Organisations often state that they are ‘ISO certified’, but this is not strictly accurate. They are certified as meeting the requirements of an ISO standard – not certified by ISO itself. The International Organization for Standardization does not carry out certificates, does not issue certifications, and does not allow the use of the ISO logo in connection with certification.
So, what is an ISO certified company? An ISO certification, carried out by independent, external certification bodies, is in essence a third-party attestation that a company operates a management system which conforms to one of the international standards developed and published by ISO.
ISO standards exist for a vast range of management systems covering generic aspects common to all businesses such as Quality management (ISO 9001), Occupational health and safety (ISO 45001), Environmental management (ISO 14001) Energy management (ISO 50001) and Information security management (ISO/IEC 27001), or industry and sector specific aspects such as ISO 22000 for food safety management.
Certification to an ISO standard enables companies to demonstrate to customers and stakeholders throughout the supply chain that they meet the specific requirements set out in the standard. As many organisations seek to protect their reputation, they may choose to work only with partners that hold recognised certifications. In this sense, ISO certification can effectively serve as a “ticket to trade”.
Certification is achieved by successfully completing an initial audit of the management system by a certifying body. To maintain certification, regular audits will need to be conducted by the certifying body to ensure the management system is operating as required.
What is an ISO Accreditation?
An ISO accreditation is a formal recognition, granted by an authorised body, confirming that a certification body operates in accordance with international ISO accreditation standards. In effect, it is a “certification of the certifier”, ensuring that the certification body maintains a consistently high level of quality in its auditing and certification activities.
For management system standards, a CBs can opt to deliver accredited or non-accredited certification. Just as organisations seeking ISO certification need to approach a certifying body, those certifying bodies seeking accreditation need to approach an accreditation body. ISO/IEC 17021-1 is one key accreditation standard that specifies requirements applicable to certification bodies who deliver management system certification.
Accreditation for ISO management systems is typically carried out by recognised national accreditation bodies. Many of these bodies are members of the International Accreditation Forum (IAF), which defines additional requirements that accredited certification bodies must follow. IAF members are required to recognise the equivalence of other members and the certification bodies they accredit. This mutual recognition allows accredited certification bodies to operate internationally rather than being restricted to a single country.
Accreditation may also apply to non‑ISO standards, in which case it is often governed by the individual scheme owners.
Accreditation provides assurance that auditors are competent, that high levels of integrity and quality are maintained, and that all rules governing the certification process are properly followed. As with certification, accreditation audits are typically conducted on an annual basis. A certification body may lose its accredited status if it fails to consistently meet the required standards.
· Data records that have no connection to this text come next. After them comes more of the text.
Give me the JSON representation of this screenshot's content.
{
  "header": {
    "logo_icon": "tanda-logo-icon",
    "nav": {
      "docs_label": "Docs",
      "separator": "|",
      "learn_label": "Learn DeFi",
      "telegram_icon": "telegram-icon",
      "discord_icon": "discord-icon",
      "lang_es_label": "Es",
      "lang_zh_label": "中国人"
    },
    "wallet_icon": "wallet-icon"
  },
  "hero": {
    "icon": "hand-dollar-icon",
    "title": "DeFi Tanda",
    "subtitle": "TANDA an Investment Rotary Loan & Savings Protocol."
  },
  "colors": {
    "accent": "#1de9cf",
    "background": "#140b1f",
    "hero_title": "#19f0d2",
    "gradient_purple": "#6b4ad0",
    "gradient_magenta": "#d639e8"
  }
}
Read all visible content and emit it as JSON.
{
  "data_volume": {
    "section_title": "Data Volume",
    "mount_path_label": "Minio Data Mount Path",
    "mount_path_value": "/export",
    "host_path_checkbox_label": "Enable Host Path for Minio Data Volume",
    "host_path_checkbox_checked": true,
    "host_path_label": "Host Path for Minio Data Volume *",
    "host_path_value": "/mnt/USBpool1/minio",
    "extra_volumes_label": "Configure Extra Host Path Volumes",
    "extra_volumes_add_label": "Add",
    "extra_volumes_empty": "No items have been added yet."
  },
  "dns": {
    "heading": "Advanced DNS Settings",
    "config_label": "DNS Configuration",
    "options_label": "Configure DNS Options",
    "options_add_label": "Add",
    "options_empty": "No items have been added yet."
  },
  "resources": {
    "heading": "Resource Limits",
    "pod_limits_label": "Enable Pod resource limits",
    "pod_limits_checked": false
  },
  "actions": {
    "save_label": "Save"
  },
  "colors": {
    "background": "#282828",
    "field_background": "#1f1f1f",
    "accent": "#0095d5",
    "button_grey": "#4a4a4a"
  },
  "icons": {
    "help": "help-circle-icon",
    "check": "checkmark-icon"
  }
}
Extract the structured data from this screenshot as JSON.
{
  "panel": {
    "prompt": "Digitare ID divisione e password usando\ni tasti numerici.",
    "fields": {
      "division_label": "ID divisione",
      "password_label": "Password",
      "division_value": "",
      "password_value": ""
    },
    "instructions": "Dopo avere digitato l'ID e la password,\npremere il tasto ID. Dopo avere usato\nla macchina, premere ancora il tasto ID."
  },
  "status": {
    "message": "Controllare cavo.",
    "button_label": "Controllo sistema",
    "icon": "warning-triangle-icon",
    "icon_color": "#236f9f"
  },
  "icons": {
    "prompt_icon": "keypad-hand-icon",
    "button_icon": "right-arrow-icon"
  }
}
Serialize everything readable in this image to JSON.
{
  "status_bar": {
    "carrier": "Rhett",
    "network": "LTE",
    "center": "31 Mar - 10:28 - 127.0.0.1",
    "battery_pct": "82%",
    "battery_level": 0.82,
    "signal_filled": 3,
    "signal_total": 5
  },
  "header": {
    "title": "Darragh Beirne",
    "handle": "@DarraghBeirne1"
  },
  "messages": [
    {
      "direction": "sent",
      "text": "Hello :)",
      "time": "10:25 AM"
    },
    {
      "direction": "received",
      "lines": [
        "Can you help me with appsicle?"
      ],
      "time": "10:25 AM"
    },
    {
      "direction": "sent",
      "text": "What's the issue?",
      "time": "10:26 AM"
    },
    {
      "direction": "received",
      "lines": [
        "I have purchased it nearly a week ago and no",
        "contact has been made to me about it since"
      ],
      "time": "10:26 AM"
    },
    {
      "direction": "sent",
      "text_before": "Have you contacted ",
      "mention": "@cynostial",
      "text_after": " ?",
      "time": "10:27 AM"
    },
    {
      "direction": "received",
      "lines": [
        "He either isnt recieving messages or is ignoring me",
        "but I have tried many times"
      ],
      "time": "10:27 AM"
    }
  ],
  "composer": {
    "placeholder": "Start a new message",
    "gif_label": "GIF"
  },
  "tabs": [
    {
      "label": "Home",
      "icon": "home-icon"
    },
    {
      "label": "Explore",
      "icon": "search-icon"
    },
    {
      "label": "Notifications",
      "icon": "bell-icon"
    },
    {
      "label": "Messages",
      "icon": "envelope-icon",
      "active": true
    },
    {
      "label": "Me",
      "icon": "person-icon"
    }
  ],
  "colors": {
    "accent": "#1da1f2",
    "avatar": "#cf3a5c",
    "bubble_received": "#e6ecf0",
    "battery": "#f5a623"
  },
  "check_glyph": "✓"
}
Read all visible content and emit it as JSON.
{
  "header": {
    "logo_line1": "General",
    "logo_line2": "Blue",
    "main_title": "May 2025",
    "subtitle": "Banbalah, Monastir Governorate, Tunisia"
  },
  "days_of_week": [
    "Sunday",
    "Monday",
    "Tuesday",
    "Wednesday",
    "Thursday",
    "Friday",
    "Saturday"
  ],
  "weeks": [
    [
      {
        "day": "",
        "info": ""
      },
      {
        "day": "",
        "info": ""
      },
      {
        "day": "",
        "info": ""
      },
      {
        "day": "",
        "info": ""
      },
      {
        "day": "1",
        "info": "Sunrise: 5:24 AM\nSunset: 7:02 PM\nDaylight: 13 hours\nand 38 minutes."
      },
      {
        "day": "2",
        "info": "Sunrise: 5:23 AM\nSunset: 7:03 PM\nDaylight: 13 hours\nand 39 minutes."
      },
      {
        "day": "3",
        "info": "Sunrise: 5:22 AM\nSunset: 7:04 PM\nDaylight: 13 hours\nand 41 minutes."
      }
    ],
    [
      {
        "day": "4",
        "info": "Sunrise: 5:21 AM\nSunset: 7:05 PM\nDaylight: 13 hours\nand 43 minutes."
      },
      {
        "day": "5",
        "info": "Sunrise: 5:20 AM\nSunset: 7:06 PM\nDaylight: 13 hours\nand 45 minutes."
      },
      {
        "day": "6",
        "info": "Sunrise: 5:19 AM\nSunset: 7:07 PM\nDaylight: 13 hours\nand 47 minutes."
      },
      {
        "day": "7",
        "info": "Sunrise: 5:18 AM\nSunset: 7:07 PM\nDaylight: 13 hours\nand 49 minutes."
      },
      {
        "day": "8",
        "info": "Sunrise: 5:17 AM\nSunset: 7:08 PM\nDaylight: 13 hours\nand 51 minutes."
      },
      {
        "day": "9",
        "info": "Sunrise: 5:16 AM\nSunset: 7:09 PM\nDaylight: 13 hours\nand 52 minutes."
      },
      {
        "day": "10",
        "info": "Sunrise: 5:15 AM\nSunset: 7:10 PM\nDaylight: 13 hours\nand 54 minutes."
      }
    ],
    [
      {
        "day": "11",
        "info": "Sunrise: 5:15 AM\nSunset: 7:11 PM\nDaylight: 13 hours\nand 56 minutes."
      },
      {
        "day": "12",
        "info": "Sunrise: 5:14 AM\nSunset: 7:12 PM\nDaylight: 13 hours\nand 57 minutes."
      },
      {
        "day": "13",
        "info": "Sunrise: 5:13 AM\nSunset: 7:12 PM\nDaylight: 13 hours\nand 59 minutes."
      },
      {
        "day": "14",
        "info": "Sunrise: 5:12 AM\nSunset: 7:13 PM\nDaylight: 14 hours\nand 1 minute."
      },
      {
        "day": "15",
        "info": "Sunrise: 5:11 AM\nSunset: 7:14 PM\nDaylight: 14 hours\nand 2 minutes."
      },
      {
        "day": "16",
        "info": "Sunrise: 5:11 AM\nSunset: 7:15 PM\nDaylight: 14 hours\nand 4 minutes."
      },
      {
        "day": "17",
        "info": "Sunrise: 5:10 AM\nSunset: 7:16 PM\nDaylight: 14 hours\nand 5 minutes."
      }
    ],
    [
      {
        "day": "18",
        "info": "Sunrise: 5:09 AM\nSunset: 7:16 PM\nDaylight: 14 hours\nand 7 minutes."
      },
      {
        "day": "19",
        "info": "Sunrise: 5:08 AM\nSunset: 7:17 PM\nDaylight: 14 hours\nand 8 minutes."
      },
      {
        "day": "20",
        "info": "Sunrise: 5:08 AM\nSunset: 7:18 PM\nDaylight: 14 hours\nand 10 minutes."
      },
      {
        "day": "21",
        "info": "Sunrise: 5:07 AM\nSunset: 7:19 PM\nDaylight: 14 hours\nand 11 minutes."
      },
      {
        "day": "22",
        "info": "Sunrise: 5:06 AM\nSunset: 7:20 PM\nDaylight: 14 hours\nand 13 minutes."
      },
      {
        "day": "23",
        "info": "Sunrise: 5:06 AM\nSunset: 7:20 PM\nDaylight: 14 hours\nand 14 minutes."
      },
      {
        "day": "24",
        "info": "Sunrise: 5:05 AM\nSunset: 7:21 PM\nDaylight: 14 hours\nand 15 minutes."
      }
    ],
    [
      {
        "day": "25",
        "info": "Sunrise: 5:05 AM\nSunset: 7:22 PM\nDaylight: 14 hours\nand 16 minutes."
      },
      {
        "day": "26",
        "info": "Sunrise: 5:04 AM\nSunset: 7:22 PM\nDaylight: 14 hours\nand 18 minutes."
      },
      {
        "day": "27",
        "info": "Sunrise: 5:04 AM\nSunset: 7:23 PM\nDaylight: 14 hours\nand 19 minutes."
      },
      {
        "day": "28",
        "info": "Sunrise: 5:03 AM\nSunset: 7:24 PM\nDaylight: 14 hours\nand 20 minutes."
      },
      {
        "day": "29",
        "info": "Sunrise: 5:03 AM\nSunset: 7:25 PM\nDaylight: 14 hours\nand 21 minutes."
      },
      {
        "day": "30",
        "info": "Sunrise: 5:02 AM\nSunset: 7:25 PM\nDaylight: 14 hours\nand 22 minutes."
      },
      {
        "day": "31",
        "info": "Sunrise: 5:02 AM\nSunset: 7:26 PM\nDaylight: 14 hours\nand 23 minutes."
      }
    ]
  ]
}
What's the difference between ISO Accreditation and ISO Certification?
The key difference between ISO certification and ISO accreditation lies in the scope of assessment and the entity being evaluated. ISO certification applies to organisations that wish to demonstrate that their management systems conform to the requirements of a specific ISO standard. ISO accreditation, on the other hand, applies to the certification bodies themselves, confirming their competence and integrity in carrying out the certification process.
While ISO certification focuses on the effectiveness and conformity of an organisation’s internal management system, ISO accreditation focuses on the quality, consistency and impartiality of the certification process. Accreditation provides confidence that certifications issued by an accredited body are credible, reliable, and internationally recognised.
Accredited certification bodies are relatively limited in number compared with the large volume of organisations seeking certification. Furthermore, not every certification body is accredited to certify the full range of ISO management system standards or standards owned by other schemes. For this reason, organisations should carefully select a certification body that holds accreditation for both their current and future certification needs.
Working with a certification body recognised for its quality and integrity, such as DNV, can play an important role in building trust both internally and with external stakeholders. A reputable certifying body not only ensures compliance with requirements and any applicable regulations but can also offer valuable training and insights through the audit process, supporting the organisation’s continuous improvement journey.